"escuta aqui, o que é que sua mãe está fazendo que botou estas trancinhas na sua cabeça?" não suportando ver suas netas apresentando-se com aquele penteado, a avó de uma outra narradora esclarecia que "os senhores obriga vam as negras a fazerem trancinhas na cabeça da gente para não pentear os cabelos todos os dias; então os cabelos trançados duravam dois, três meses ... não podia perder tempo porque precisava ir para o campo capinar com a enxada... eu fiquei com esse preconceito. a trança traz uma memória negativa". pg. 66/67 de "feitio de viver", gizêlda melo do nascimento
sua avó ensinou sua mãe que ensinou a ela. não sabia quem tinha ensinado sua avó, mas não era improvável que fosse ofício aprendido pelas mãos de uma sinhá. se essas mãos seriam duras, cruéis, sádicas, perversas ou se foram mãos um pouco menos descuidadas, quem sabe arrependidas ou envergonhadas, ou mesmo mãos com nojo até pra um castigo, quem sabe. agora era um segredo delas, tradição delas, tradição mesmo que vira segredo porque o mundo gira e ninguém mais precisa de caixas de cetim pra guardar chapéus.

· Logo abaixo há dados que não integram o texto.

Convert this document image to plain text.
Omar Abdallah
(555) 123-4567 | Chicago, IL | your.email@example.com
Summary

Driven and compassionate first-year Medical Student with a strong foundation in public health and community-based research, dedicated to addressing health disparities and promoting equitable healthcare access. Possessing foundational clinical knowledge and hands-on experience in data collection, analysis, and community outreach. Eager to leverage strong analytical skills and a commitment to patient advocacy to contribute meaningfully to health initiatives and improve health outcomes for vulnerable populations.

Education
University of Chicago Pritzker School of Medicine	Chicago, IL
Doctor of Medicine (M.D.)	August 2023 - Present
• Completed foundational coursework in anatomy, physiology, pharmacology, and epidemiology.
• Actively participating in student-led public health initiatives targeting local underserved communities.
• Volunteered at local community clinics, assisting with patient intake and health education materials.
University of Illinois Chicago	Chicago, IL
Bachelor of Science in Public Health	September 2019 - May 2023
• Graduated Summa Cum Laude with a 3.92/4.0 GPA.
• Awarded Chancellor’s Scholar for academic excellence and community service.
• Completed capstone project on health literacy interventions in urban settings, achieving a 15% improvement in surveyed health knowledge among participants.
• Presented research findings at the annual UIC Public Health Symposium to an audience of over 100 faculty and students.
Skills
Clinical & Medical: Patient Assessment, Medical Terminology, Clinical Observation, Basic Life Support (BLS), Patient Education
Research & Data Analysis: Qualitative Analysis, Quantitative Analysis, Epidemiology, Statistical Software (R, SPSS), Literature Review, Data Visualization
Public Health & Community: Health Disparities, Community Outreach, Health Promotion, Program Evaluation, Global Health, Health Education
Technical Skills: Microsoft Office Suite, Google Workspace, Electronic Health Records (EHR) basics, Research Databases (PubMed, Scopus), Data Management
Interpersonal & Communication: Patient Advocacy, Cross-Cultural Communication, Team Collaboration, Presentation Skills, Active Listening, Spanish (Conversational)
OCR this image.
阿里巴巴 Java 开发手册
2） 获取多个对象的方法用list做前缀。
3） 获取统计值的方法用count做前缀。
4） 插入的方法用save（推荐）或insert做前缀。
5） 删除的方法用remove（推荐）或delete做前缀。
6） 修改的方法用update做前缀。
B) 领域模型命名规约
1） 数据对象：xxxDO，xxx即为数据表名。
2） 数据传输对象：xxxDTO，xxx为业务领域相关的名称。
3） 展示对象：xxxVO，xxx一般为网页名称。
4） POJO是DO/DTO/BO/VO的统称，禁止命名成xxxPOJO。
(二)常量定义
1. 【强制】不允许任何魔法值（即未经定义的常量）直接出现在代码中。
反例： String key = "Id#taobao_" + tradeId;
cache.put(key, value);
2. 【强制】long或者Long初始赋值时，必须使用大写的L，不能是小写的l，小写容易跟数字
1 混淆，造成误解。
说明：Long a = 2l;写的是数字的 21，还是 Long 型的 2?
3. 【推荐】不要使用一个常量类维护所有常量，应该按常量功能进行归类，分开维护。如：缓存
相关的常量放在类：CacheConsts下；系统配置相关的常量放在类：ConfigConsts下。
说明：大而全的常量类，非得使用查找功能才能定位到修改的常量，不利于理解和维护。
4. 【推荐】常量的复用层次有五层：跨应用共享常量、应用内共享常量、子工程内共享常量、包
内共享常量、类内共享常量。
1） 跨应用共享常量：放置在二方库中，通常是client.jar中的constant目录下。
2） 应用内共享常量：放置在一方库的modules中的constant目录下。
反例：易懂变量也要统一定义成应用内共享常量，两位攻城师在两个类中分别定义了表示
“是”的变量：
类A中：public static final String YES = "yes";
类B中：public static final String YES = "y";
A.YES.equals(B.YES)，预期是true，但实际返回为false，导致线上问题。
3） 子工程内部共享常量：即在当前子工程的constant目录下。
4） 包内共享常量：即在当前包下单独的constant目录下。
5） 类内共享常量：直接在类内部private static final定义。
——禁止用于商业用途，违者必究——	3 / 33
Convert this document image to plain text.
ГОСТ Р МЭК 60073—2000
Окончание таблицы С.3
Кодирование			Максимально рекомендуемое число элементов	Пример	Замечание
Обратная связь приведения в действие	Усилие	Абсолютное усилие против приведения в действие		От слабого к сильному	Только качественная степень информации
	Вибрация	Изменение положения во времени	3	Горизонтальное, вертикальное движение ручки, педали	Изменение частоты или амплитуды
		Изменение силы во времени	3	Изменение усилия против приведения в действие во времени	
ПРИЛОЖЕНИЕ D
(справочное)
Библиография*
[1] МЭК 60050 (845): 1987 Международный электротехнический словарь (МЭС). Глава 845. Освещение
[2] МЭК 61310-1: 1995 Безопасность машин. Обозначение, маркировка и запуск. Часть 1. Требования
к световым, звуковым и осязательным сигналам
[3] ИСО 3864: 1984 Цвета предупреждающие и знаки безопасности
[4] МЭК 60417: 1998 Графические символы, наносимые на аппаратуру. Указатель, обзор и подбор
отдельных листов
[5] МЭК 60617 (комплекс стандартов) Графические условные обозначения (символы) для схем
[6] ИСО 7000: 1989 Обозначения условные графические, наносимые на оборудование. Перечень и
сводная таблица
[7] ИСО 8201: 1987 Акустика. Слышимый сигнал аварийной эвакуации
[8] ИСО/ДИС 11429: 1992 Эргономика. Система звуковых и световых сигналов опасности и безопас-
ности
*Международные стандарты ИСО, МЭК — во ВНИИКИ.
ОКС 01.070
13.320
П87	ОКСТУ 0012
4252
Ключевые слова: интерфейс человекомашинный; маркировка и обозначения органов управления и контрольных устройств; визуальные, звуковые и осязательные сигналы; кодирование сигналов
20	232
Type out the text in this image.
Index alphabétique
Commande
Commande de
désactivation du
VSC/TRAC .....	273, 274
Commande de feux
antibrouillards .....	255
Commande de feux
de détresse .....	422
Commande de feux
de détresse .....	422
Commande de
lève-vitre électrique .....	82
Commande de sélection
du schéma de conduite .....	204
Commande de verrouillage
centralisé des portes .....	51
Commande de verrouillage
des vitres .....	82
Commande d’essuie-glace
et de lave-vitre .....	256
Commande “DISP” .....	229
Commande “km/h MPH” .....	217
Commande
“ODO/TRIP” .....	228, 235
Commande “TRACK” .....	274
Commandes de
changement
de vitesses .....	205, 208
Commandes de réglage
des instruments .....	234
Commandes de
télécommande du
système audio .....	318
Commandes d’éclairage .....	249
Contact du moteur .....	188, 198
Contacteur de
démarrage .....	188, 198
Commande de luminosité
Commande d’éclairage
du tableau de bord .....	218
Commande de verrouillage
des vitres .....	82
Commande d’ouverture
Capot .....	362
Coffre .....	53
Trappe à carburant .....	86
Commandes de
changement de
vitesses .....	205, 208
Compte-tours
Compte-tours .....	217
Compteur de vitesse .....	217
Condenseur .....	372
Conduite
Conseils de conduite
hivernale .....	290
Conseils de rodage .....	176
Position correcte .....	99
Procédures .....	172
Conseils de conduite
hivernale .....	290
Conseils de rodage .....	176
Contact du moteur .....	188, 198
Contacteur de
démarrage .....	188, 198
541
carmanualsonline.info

sua avó era uma mulher magra, doída, de olhos amarelos, mas que quando sorria, ah, ela sorria, e isso ninguém jamais conseguiu lhe roubar. tinha mãos de dedos cheios de calos, mas que soltavam seus cabelos. sua avó não admitia cabelo trançado, doía a lembrança do disciplinamento do engenho: até ali, até ali eles queriam controlá-las, domesticá-las, assepsia venenosa, até a glória majestosa de seus cabelos trançados era roubada delas, corrompida, envenenada.
chapéu era coisa de dona rica, elas eram quase operárias. chapéu é coisa de dona de cabelo liso, elas são pixaim. mas dona rica não sabe cortar o cetim como ele pede, contra o fio, sem amassar, sabe? dona rica sabe passar o cetim com ferro de brasa? sabe fazer costura invisível sobre o papelão mais duro que forra a caixa do chapéu, deixando-a firme? e ela sabia o que a vó de sua avó sabia, aprenderam de viver: as donas se faziam mais ricas com chapéu cobrindo seus cabelos pregados no couro, mas caixa de cetim como elas faziam?
dona rica nenhuma fazia. e elas, que faziam, nunca iam ficar ricas por causa disso. nem tinham ficado mais livres. o que elas tinham era uma coisa só delas, cada vez mais só delas, e menos de sua avó que agora morria, e em breve menos ainda de sua mãe, que também morreria, e aquilo ficaria nela até que ela também, enfim, morresse. deitada na cama minúscula sua avó, morrendo, sorria, lembrando da neta correndo pelo barraco vestindo caixa de chapéu de cetim na cabeça. e quem ia roubar isso delas?